More than three in five Americans are lonely, with more and more people feeling they are left out, poorly understood and lacking companionship, according to a survey led by the health insurer Cigna, which found a nearly 13% rise in loneliness since 2018, partly caused by workplace culture and conditions.
The report surveyed over 10,000 adult workers using a measure of loneliness called the UCLA Loneliness Scale, used as a standard within psychology research.
Pervasive loneliness is strongly linked to mental health issues such as anxiety and depression. Evidence shows that it doesn’t end with mental health. One’s relationships, closeness, connectedness , the conversations and bonds you have with people, affect physical health as well.
Loneliness appears to be more common among men (The survey found 63% of men to be lonely, compared with 58% of women). Among heavy social media users, 73% of them considered themselves lonely, as compared with 52% of light users.

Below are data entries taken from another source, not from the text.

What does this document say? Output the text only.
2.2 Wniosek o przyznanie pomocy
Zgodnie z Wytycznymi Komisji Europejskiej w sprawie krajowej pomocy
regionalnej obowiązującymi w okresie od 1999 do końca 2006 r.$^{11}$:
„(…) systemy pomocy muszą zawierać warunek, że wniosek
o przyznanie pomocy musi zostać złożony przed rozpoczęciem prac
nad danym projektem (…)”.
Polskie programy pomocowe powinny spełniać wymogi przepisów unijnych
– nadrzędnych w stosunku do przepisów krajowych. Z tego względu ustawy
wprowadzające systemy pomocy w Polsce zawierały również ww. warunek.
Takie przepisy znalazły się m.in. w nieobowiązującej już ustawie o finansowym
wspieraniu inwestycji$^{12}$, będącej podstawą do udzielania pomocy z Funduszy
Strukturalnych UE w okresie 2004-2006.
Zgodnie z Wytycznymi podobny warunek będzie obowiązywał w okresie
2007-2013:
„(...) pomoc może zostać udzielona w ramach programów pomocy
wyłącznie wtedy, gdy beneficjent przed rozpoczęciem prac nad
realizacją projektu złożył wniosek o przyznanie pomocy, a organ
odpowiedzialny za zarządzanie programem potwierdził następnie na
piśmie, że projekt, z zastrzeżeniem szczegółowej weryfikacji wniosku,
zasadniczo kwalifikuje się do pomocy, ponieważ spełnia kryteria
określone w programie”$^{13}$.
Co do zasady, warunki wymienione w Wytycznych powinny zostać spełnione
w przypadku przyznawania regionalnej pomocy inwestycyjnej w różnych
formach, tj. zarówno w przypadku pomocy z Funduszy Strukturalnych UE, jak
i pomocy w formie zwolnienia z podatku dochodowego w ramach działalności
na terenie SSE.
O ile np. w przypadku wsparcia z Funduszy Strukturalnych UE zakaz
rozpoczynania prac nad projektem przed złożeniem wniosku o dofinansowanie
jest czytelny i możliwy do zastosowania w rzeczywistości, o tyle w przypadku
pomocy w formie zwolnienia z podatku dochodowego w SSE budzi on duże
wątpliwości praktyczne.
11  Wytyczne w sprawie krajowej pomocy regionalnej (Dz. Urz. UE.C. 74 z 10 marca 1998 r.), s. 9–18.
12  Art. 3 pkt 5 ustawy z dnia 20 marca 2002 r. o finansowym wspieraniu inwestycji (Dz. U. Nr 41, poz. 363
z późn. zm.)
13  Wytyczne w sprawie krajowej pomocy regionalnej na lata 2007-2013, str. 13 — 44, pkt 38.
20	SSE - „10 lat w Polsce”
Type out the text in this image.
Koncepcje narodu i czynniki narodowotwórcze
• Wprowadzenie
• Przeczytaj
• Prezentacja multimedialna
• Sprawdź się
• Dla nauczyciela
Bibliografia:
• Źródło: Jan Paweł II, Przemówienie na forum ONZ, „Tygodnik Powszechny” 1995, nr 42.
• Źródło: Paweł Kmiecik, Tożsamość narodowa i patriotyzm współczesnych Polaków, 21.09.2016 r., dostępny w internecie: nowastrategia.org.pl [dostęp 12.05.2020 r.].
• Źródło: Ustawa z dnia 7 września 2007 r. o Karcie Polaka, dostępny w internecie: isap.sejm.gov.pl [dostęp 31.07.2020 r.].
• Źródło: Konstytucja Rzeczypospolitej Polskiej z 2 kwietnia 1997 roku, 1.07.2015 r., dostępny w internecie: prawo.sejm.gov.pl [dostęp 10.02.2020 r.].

The troublesome statistic is that young people, 18 to 22 years old, had the highest average loneliness and isolation score on the 80-point scale (about 50). Boomers, however, had the lowest (about 43), which is still a significant figure.
Conditions in the workplace are important. Those with good co-worker relationships were 10 points less lonely on the 80-point scale, and where colleagues felt they shared goals, average loneliness scores dropped almost eight points. Those with a close friend at work were also less lonely.
Employers should be interested in this. Lonely workers are more likely to miss work owing to illness or stress, and feel their work is not up to par.
One optimistic note: More than three-quarters of survey respondents had close relationships that bring them emotional security and well-being. And respondents without such relationships had a loneliness score of 57 out of 80, almost 15 points higher than those with them. ( An edited, for length, version of a piece in NPR Health by Elena Renken, an NPR science desk intern. 24 Jan 2020).